Mi pasión por la escritura y la lectura hicieron mella en mi determinación de ser ingeniera, y tras una larga reflexión decidí estudiar historia. Lo nunca pensé que eso que alguna vez aprendí en los talleres propuestos en Español y Literatura y leyendo El Colombiano, iba a convertirse en la herramienta principal de mi formación como profesional, y que un día como hoy tendría la oportunidad de conocer a la autora de ese libro con el que comenzó mi gusto por la ortografía y la redacción.
Nos encontramos con la maestra en la Repostería Astor de Junín, uno de los espacios tradicionales de Medellín para la charla y la tertulia, en una cita concertada días antes por vía telefónica. Imaginé que doña Lucila estaría demasiado ocupada, incluso temí que nuestra invitación no la motivara lo suficiente para permitirnos una charla con ella, pero su abierta disposición a atendernos me maravilló.
Cálida, risueña, apasionada, observadora, curiosa, crítica; podría llenar todo un libro con los adjetivos que descubrí en doña Lucila, y aun así me quedaría corta de espacio. Su rostro pequeño, su cabello cano y sus manos de tacto delicado dan cuenta de los años, pero la vivacidad de sus ojos y la lucidez de su mente se resisten a obedecer la lógica de la vejez; doña Lucila parece atemporal.
Escucharla hablar es un deleite, no sólo por el desenvolvimiento y el cuidado con el que usa el idioma o por la precisión y claridad con la que logra exponer sus ideas sin necesidad de usar florituras superfluas o giros explicativos redundantes, también porque en sus palabras se evidencia su experiencia como maestra, la pasión por la enseñanza y el amor por sus alumnos.

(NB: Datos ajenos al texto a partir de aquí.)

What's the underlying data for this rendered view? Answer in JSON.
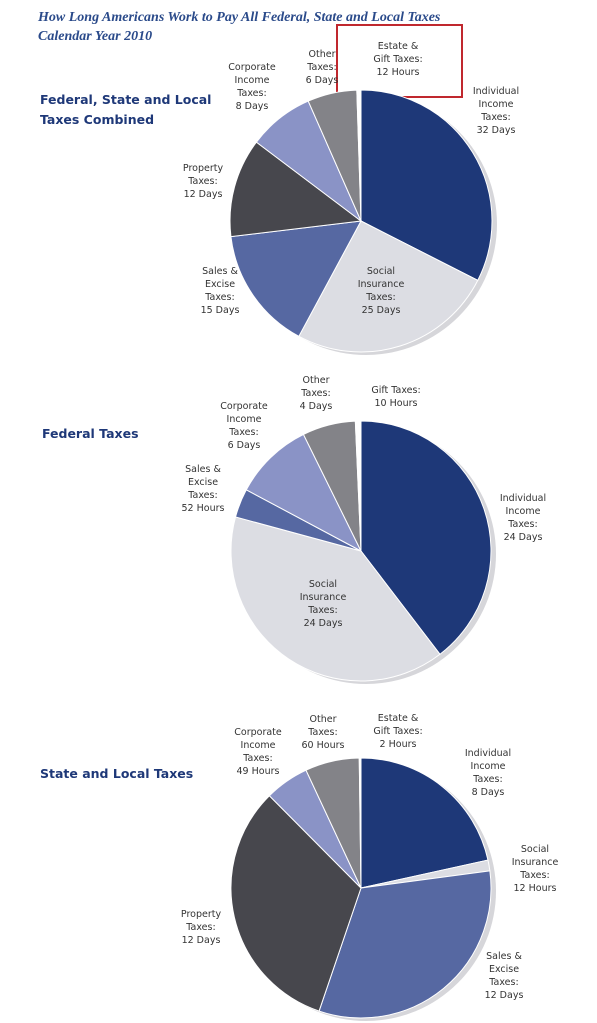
{
  "title": "How Long Americans Work to Pay All Federal, State and Local Taxes",
  "subtitle": "Calendar Year 2010",
  "chart_data": [
    {
      "type": "pie",
      "title": "Federal, State and Local\nTaxes Combined",
      "categories": [
        "Individual\nIncome\nTaxes:",
        "Social\nInsurance\nTaxes:",
        "Sales &\nExcise\nTaxes:",
        "Property\nTaxes:",
        "Corporate\nIncome\nTaxes:",
        "Other\nTaxes:",
        "Estate &\nGift Taxes:"
      ],
      "values": [
        32,
        25,
        15,
        12,
        8,
        6,
        0.5
      ],
      "value_labels": [
        "32 Days",
        "25 Days",
        "15 Days",
        "12 Days",
        "8 Days",
        "6 Days",
        "12 Hours"
      ],
      "colors": [
        "#1e3878",
        "#dcdde3",
        "#5668a2",
        "#47474d",
        "#8a93c6",
        "#838388",
        "#ffffff"
      ]
    },
    {
      "type": "pie",
      "title": "Federal Taxes",
      "categories": [
        "Individual\nIncome\nTaxes:",
        "Social\nInsurance\nTaxes:",
        "Sales &\nExcise\nTaxes:",
        "Corporate\nIncome\nTaxes:",
        "Other\nTaxes:",
        "Gift Taxes:"
      ],
      "values": [
        24,
        24,
        2.17,
        6,
        4,
        0.42
      ],
      "value_labels": [
        "24 Days",
        "24 Days",
        "52 Hours",
        "6 Days",
        "4 Days",
        "10 Hours"
      ],
      "colors": [
        "#1e3878",
        "#dcdde3",
        "#5668a2",
        "#8a93c6",
        "#838388",
        "#ffffff"
      ]
    },
    {
      "type": "pie",
      "title": "State and Local Taxes",
      "categories": [
        "Individual\nIncome\nTaxes:",
        "Social\nInsurance\nTaxes:",
        "Sales &\nExcise\nTaxes:",
        "Property\nTaxes:",
        "Corporate\nIncome\nTaxes:",
        "Other\nTaxes:",
        "Estate &\nGift Taxes:"
      ],
      "values": [
        8,
        0.5,
        12,
        12,
        2.04,
        2.5,
        0.08
      ],
      "value_labels": [
        "8 Days",
        "12 Hours",
        "12 Days",
        "12 Days",
        "49 Hours",
        "60 Hours",
        "2 Hours"
      ],
      "colors": [
        "#1e3878",
        "#dcdde3",
        "#5668a2",
        "#47474d",
        "#8a93c6",
        "#838388",
        "#ffffff"
      ]
    }
  ]
}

Es esa misma experiencia, la que le dieron los 50 años que dedicó a la educación, la que le permite hacer un análisis profundo y una crítica precisa sobre la labor del docente de hoy y su relación con el alumnado. Para Doña Lucila, el maestro debe ser ordenado, cordial, amable y digno, debe facilitar una cercanía con sus alumnos, debe asaltar el corazón del estudiante y enseñar en cada palabra y en cada gesto. Igualmente, no duda en señalar el ego como el mayor enemigo del maestro, puesto que impide el ejercicio de guía que desde la vocación está llamado a realizar.

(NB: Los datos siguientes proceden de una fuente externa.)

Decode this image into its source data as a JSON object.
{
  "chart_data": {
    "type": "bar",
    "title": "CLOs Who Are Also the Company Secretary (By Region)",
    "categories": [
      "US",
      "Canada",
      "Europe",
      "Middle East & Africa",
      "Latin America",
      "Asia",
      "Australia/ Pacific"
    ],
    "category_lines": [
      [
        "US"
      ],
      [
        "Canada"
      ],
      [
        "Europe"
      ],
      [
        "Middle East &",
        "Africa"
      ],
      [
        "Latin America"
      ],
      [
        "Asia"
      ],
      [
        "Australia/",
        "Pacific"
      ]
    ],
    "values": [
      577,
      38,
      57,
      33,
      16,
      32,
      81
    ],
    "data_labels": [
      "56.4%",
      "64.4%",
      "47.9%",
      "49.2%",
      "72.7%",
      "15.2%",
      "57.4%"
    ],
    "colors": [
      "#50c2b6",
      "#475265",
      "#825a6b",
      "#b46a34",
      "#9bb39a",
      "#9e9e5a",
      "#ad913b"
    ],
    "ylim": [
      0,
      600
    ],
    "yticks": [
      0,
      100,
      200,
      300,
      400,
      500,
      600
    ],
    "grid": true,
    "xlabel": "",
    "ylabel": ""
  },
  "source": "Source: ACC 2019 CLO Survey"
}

Pero, así como su labor se centra en enseñar, en conducir, en guiar, el maestro, en palabras de doña Lucila, debe ser capaz de perder la vergüenza de aprender, de ser visto consultando textos, leyendo, instruyéndose; debe saber mostrarse como un alumno más, capaz de enriquecer sus experiencias por medio no sólo del estudio de las áreas y las competencias, también a través de las lecciones de vida que encuentra en su camino.
Durante las casi dos horas que compartimos con ella, vimos aflorar su emoción en forma de lágrimas en dos ocasiones. La primera, mientras nos compartía la desazón que le causaba la soberbia de algunos docentes, para quienes los alumnos parecieran no tener valor alguno; y la segunda, cuando nos habló de su compañero de vida, el maestro Luis Eduardo Chaves, fallecido hace año y medio, y con quien compartió más de la mitad de su vida.

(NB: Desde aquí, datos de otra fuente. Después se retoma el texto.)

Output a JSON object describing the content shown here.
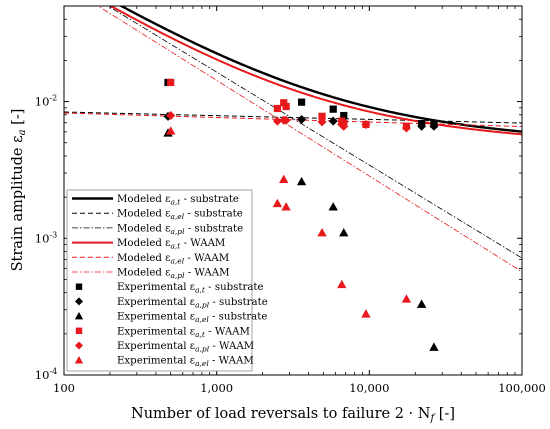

Al acercarse el mediodía nuestra cita llegó a su fin. Tras acompañarla a tomas un taxi, nos despidió con un cálido y fuerte abrazo, y un enorme beso, cerrando con broche de oro esta maravillosa mañana.
Hoy, un día después de disfrutar esta inolvidable experiencia, sigo sorprendida; jamás llegué a pensar que tendría la oportunidad de conocer a esa gran maestra, cuyo nombre en letras amarillas acompañaba el título de mi libro de español: doña Lucila González de Chaves ¡Muchas gracias!